No. 2012 IL App (2nd) 110670  People v. Burns Filed 12-05-12-(LJD)


Following a May through June 2011 bench trial, the trial court convicted defendant, Emerson T. Burns, of first degree murder (720 ILCS 5/9-1(a)(1), (a)(2) (West 2008)). In July 2011, the court sentenced defendant to 50 years in prison.   Defendant appeals, arguing only that the trial court abused its discretion by coercing him into withdrawing his request to proceed pro se. We disagree and affirm.

1 Appellate Case Posted 12-03-12

1.  In Personam Jurisdiction: Reversed and Remanded:  When the trial court decides the issue of personal jurisdiction based solely on documentary evidence, our review is de novo.  A court has specific jurisdiction over a defendant if the suit arises out of or relates to the defendant’s contacts with the forum state.  For specific jurisdiction, the suit must arise directly out of the contacts between the defendant and the forum.  In order for personal jurisdiction to comport with federal due process requirements, the defendant must have certain minimum contacts with the forum state such that maintaining the suit there does not offend traditional notions of fair play and substantial justice.  At a minimum, the court must find an act by which the defendant purposefully avails him or herself of the privilege of conducting activities within the forum state, thus invoking the benefits and protections of its laws.  The focus is on the defendant’s activities within the forum State, not on those of the plaintiff.  The purposeful-availment requirement exists so that an out-of-state defendant will not be forced to litigate in a distant or inconvenient forum solely as a result of random, fortuitous, or attenuated contacts or the unilateral act of a consumer or some other third person.  So long as a commercial actor’s efforts are ‘purposefully directed’ toward residents of another State,  that state may exercise personal jurisdiction over a nonresident defendant. For internet cases, the some federal courts have applied a sliding scale test to determine jurisdiction.  Though we have previously approved of the sliding scale test, we now clarify that it is not to be treated as the ultimate test for determining jurisdiction in Internet cases. Instead, the ultimate analysis is what it has always been—whether the quality and nature of the defendant’s contacts with the forum are such that it is fair and reasonable to assert personal jurisdiction.  The court goes on to discuss the sliding scale test and gives some examples. Hudson, J.
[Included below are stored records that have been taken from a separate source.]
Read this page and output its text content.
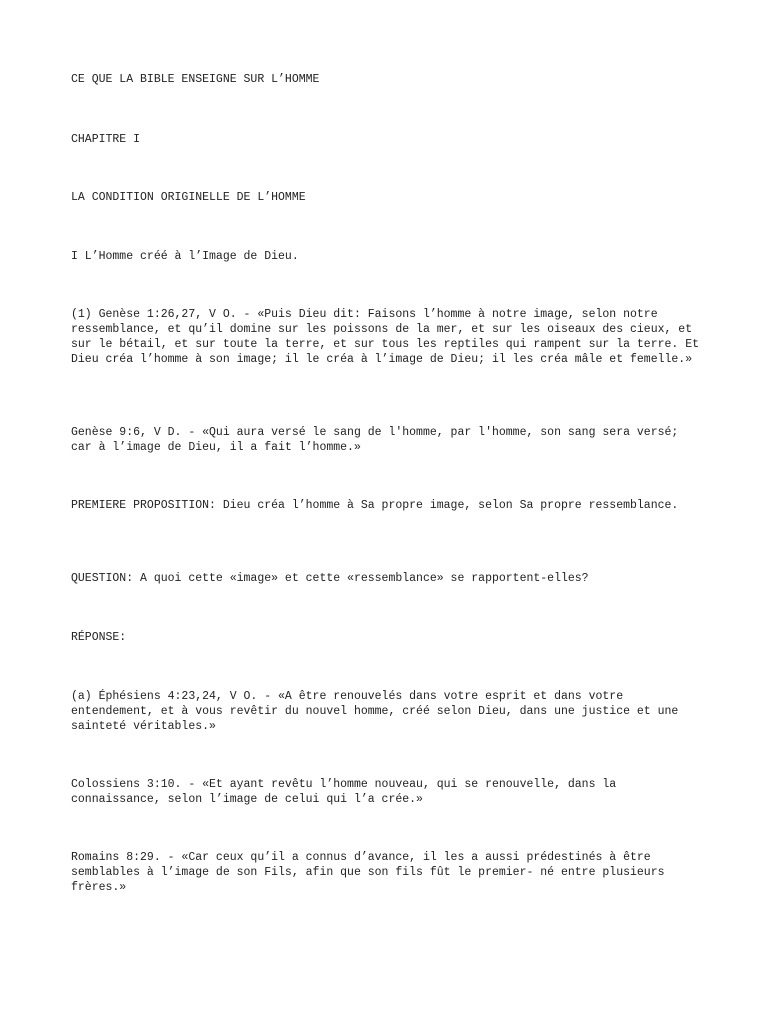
CE QUE LA BIBLE ENSEIGNE SUR L’HOMME

CHAPITRE I

LA CONDITION ORIGINELLE DE L’HOMME

I L’Homme créé à l’Image de Dieu.

(1) Genèse 1:26,27, V O. - «Puis Dieu dit: Faisons l’homme à notre image, selon notre ressemblance, et qu’il domine sur les poissons de la mer, et sur les oiseaux des cieux, et sur le bétail, et sur toute la terre, et sur tous les reptiles qui rampent sur la terre. Et Dieu créa l’homme à son image; il le créa à l’image de Dieu; il les créa mâle et femelle.»

Genèse 9:6, V D. - «Qui aura versé le sang de l'homme, par l'homme, son sang sera versé; car à l’image de Dieu, il a fait l’homme.»

PREMIERE PROPOSITION: Dieu créa l’homme à Sa propre image, selon Sa propre ressemblance.

QUESTION: A quoi cette «image» et cette «ressemblance» se rapportent-elles?

RÉPONSE:

(a) Éphésiens 4:23,24, V O. - «A être renouvelés dans votre esprit et dans votre entendement, et à vous revêtir du nouvel homme, créé selon Dieu, dans une justice et une sainteté véritables.»

Colossiens 3:10. - «Et ayant revêtu l’homme nouveau, qui se renouvelle, dans la connaissance, selon l’image de celui qui l’a crée.»

Romains 8:29. - «Car ceux qu’il a connus d’avance, il les a aussi prédestinés à être semblables à l’image de son Fils, afin que son fils fût le premier- né entre plusieurs frères.»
No. 2012 IL App (2nd) 120117 Innovative Garage Door Company v. High Ranking Domains, LLC Filed 12-03-12-(LJD)

In this breach-of-contract case, plaintiff, Innovative Garage Door Company (Innovative), appeals the trial court’s order dismissing its complaint against defendant, High Ranking Domains, LLC (HRD), for lack of personal jurisdiction. At issue is whether HRD’s activities are sufficient to establish jurisdiction over it. We conclude that they are. Accordingly, we reverse and remand for further proceedings.